How to count number of occurrence consecutive pattern spanning over lines in Bash?


For example, I have a file like this. How can I count the number of occurrences of consecutive N's spanning over lines?
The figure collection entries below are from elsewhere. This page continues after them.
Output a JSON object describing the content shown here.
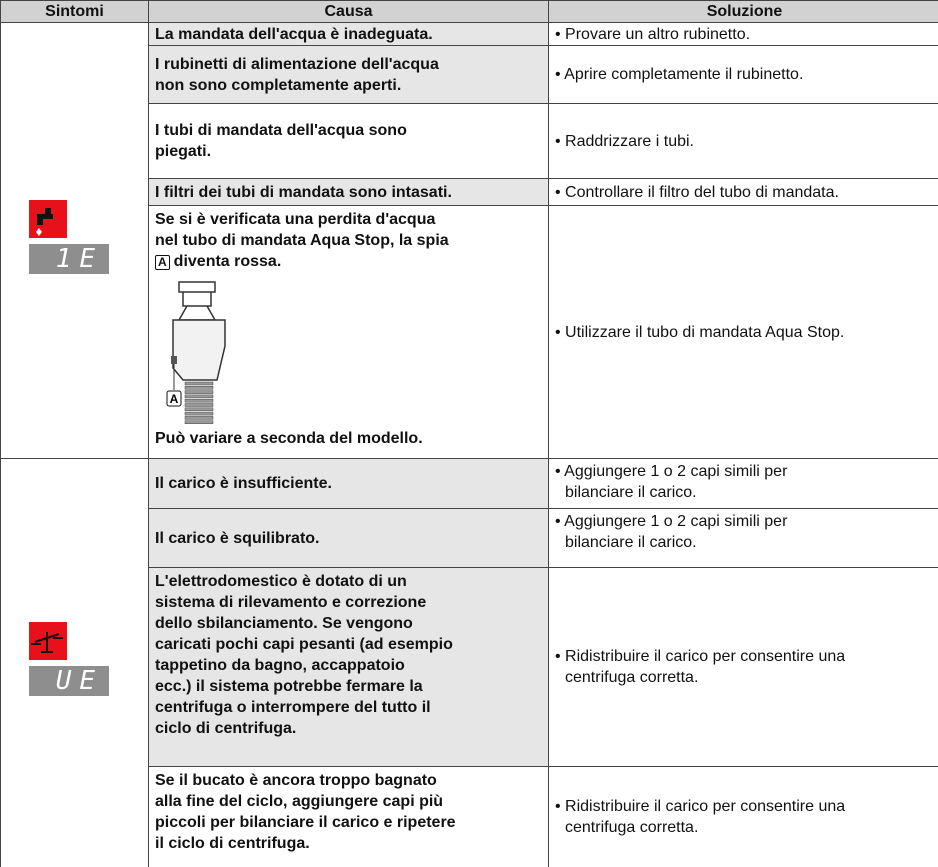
{
  "table": {
    "headers": [
      "Sintomi",
      "Causa",
      "Soluzione"
    ],
    "groups": [
      {
        "display": "1E",
        "rows": [
          {
            "cause": [
              "La mandata dell'acqua è inadeguata."
            ],
            "solution": [
              "• Provare un altro rubinetto."
            ]
          },
          {
            "cause": [
              "I rubinetti di alimentazione dell'acqua",
              "non sono completamente aperti."
            ],
            "solution": [
              "• Aprire completamente il rubinetto."
            ]
          },
          {
            "cause": [
              "I tubi di mandata dell'acqua sono",
              "piegati."
            ],
            "solution": [
              "• Raddrizzare i tubi."
            ]
          },
          {
            "cause": [
              "I filtri dei tubi di mandata sono intasati."
            ],
            "solution": [
              "• Controllare il filtro del tubo di mandata."
            ]
          },
          {
            "cause": [
              "Se si è verificata una perdita d'acqua",
              "nel tubo di mandata Aqua Stop, la spia"
            ],
            "marker": "A",
            "cause_after": "diventa rossa.",
            "figure_label": "A",
            "note": "Può variare a seconda del modello.",
            "solution": [
              "• Utilizzare il tubo di mandata Aqua Stop."
            ]
          }
        ]
      },
      {
        "display": "UE",
        "rows": [
          {
            "cause": [
              "Il carico è insufficiente."
            ],
            "solution": [
              "• Aggiungere 1 o 2 capi simili per",
              "bilanciare il carico."
            ]
          },
          {
            "cause": [
              "Il carico è squilibrato."
            ],
            "solution": [
              "• Aggiungere 1 o 2 capi simili per",
              "bilanciare il carico."
            ]
          },
          {
            "cause": [
              "L'elettrodomestico è dotato di un",
              "sistema di rilevamento e correzione",
              "dello sbilanciamento. Se vengono",
              "caricati pochi capi pesanti (ad esempio",
              "tappetino da bagno, accappatoio",
              "ecc.) il sistema potrebbe fermare la",
              "centrifuga o interrompere del tutto il",
              "ciclo di centrifuga."
            ],
            "solution": [
              "• Ridistribuire il carico per consentire una",
              "centrifuga corretta."
            ]
          },
          {
            "cause": [
              "Se il bucato è ancora troppo bagnato",
              "alla fine del ciclo, aggiungere capi più",
              "piccoli per bilanciare il carico e ripetere",
              "il ciclo di centrifuga."
            ],
            "solution": [
              "• Ridistribuire il carico per consentire una",
              "centrifuga corretta."
            ]
          }
        ]
      }
    ]
  }
}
NNNNNNNNNNNNNNNNNNNNNNNNNNNNNNNNNNNNNNNNNNNNNNNNNN
CACTGCTGTCACCCTCCATGCACCTGCCCACCCTCCAAGGATCNNNNNNN
NNNNNNNNNNNNNNNNNNNNNNNNNNNNNNNNNNNNNNNNNNNNNNNNNN
NNNNNNNNNNNNNNNNNNNNNNNNNNNNNNNNNNNNNNNNNNNNNNNNNN
NNNNNNNNNNNNNNNGgtgtgtatatatcatgtgtgatgtgtggtgtgtg
gggttagggttagggttaNNNNNNNNNNNNNNNNNNNNNNNNNNNNNNNN
NNNNNNNNNNNNNNNNNNNNNNNNNNNNNNNNNNNNNNNNNNNNNNNNNN
NNNNNNNNNNNNNNAGaggcatattgatctgttgttttattttcttacag
ttgtggtgtgtggtgNNNNNNNNNNNNNNNNNNNNNNNNNNNNNNNNNNN

The expected result is 4 because there are 4 groups of N.
I tried grep -Eozc 'N+', but the result is 1.
If possible, I hope the line number and length of N can be shown too.


Solution

  • awk '$1=$1' FS='' OFS='\n' file | uniq -c | grep -c N
    

    or

    tr -d '\r\n' < file | grep -o 'N*' | grep -c .
    

    Output:

    4